Ibu ibu berkerudung itu nampak menyerahkan uang 200 perak pada ibu ibu yang tengah menimbang terigu, dan langsung di terima di sertai seulas senyum
"Waduh, terimakasih loh"
"Loh kok malah terimakasih, ya harusnya saya yang minta maaf,"
"200 perak mungkin enggak berarti buat sebagian orang, tapi buat pedagang kecil seperti saya, ini juga termasuk laba mbak, jadi saya seneng kalau ada orang yang punya utang ke saya meskipun cuma 200 perak tapi tetap akan di kembalikan, sebab ada juga yang menyepelekan"

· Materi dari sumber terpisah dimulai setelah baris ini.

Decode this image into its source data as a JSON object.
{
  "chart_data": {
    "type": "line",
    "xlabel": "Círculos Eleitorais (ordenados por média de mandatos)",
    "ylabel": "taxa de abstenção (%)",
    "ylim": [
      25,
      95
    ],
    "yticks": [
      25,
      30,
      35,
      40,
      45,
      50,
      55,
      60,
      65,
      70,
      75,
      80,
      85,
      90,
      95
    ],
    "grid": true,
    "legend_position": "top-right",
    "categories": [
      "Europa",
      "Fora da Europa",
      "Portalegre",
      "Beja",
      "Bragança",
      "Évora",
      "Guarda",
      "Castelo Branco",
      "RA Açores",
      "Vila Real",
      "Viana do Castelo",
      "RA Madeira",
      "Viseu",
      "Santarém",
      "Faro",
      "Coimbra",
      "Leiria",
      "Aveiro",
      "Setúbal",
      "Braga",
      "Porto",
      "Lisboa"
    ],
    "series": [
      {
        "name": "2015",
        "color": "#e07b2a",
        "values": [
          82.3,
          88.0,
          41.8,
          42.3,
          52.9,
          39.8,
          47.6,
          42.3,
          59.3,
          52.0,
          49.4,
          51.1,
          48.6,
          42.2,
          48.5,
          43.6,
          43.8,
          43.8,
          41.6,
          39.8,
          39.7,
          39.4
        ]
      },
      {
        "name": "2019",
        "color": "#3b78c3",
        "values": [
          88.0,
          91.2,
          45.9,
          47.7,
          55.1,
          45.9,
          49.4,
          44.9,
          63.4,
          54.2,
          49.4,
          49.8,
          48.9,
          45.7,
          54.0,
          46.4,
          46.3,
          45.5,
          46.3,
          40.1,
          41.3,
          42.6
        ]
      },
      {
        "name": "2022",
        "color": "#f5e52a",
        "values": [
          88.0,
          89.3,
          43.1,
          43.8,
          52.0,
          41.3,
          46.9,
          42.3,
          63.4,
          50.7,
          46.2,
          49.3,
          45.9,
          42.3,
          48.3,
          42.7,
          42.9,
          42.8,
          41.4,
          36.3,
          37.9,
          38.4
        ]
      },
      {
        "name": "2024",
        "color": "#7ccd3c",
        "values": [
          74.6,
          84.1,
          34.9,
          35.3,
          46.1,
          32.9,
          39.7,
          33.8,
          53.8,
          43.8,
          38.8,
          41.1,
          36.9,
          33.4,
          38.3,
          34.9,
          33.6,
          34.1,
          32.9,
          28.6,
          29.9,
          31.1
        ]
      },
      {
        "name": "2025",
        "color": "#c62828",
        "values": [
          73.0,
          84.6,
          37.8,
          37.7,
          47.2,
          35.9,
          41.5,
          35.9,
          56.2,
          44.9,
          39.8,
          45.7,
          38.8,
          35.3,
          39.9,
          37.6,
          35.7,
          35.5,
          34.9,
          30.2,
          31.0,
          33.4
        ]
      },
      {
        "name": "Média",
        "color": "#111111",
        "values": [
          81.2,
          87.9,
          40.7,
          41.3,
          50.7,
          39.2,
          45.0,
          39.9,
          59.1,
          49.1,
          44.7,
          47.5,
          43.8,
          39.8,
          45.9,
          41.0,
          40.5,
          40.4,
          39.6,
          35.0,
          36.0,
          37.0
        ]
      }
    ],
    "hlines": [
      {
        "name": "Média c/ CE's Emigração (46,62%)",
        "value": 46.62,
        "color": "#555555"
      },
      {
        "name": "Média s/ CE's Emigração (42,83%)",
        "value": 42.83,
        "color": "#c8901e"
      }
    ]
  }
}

Kanaya yang mendengarnya ikut tersenyum, ia jadi ingat percakapannya dengan Bang Rizal beberapa bulan yang lalu, Saat Kanaya baru saja pulang dengan es marimas di tangannya, dia menghitung beberapa uang perak yang baru dia dapat dari ibu penjual es, tidak sengaja satu dari beberapa uang perak itu jatuh, menggelinding sampai terhenti di depan kaki bang Rizal
"Uang lo?"
"Ambil aja, lagian cuma seratus perak" Kata Kanaya yang langsung ingin masuk, tapi Rizal segera menyusul adiknya itu dan menyerahkan uang perak tadi
"Uang sejuta kalau enggak ada ini juga enggak jadi sejuta"
"Lo tau enggak seberapa penting perannya uang perak di mata orang lain, pedagang kecil misal, kayak pedagang jajan rentengan gitu, labanya lo pikir besar, cuma 500 perak nay, dan seumpama dapat tambahan meskipun cuma seratus perak itu mereka uda seneng, Naah lo, uang malah di buang buang, lo pikir papa dapat Ini dari got"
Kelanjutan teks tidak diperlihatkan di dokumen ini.